Only certain animals that you hit with your car, though. 

By Tim Nelson
October 18, 2019
wingedwolf/Getty Images

In the beginning, humankind got its meat by any means necessary. Over time the introduction of animal husbandry, the development of sophisticated weapons, and eventually the factory farms of today have shifted society’s views on the types and sources of meat we’re willing to eat.

Now, a newly-signed California state law asks a bold question that could represent a new step in the history of meat procurement: “What if you could hunt with your car?”

That’s sort of the premise behind the state’s Senate Bill 395, which requires California’s Fish and Game Commission to create a permit system for “persons desiring to recover, possess, use, or transport, for purposes of salvaging wild game meat for human consumption... that has been accidentally killed as a result of a vehicle collision on a roadway within California.” Specifically, the bill of the text mentions deer, elk, pronghorn antelope, or wild pig as potential (road) game meats. 

RECIPE: Slow Cooker Venison Stew

Once the Fish and Game Commission complies with the law on or before its January 1st, 2022 deadline, the process would work as follows: you hit a deer or wild pig with your Prius. After tying the slain beast to your roof, you can apply “through a user-friendly and cell-phone-friendly web-based portal” for a permit. Applicants would have to specify where the dead animal was recovered, what might have led to its death, and where that tasty road meat is headed. 

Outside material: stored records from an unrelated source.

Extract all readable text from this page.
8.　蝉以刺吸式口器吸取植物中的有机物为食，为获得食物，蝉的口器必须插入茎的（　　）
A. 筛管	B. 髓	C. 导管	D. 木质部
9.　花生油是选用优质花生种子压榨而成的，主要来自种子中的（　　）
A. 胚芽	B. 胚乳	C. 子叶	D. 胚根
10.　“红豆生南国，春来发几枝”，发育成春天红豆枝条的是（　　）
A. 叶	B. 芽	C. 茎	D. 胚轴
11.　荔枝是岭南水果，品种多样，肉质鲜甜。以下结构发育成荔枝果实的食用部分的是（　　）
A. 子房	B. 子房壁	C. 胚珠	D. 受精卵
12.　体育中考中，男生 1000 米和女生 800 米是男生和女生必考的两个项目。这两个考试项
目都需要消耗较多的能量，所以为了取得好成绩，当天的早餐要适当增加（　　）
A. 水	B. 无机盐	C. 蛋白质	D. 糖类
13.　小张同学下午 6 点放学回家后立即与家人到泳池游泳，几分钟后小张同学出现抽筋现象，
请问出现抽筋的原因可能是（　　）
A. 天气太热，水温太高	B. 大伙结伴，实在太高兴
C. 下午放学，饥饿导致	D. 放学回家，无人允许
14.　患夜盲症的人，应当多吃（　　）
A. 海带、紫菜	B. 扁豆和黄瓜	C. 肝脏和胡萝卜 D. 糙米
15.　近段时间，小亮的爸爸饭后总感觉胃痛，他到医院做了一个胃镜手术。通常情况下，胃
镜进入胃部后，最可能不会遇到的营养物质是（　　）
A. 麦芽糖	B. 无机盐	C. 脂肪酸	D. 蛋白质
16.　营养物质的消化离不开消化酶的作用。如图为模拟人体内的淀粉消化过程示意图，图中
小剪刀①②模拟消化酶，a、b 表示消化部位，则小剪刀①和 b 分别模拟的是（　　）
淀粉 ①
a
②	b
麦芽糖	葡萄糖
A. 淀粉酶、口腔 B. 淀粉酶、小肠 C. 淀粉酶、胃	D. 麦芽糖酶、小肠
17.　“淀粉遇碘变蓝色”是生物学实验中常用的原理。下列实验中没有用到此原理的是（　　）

In case you were wondering, this bill didn’t come about because Governor Gavin Newsom saw a tasty-looking deer on the side of the road. Rather, it says its objective is “to make available to Californians tens of thousands of pounds of a healthy, wild, big game food source that currently is wasted each year following wildlife-vehicle collisions.” With the bill further estimating that 20,000 deer are killed by cars each year, “this potentially translates into hundreds of thousands of pounds of healthy meat that could be used to feed those in need.” 

RECIPE: Venison Chili 

We often picture cars flattening small squirrels that are then left to spoil in the sun when we think of roadkill. But the death of a bigger game animal from a collision isn’t much more or less violent than death by hunting, and at least this is a way to make the best of a bad situation. The program also has the added benefit of helping the Commission “collect and compile information and data on wildlife-vehicle collisions to support wildlife conservation efforts,” hopefully making them less likely in the future. 

So, yes: It sounds gross, but there’s a legitimate case to be made for a law that now allows you to salvage and eat (large) roadkill. Barring an unexpected revision of California’s health code, just don’t expect any trendy “Road-to-Table” restaurants coming to LA anytime soon. But soon enough, that big animal that wrecked your can come home and join you for dinner.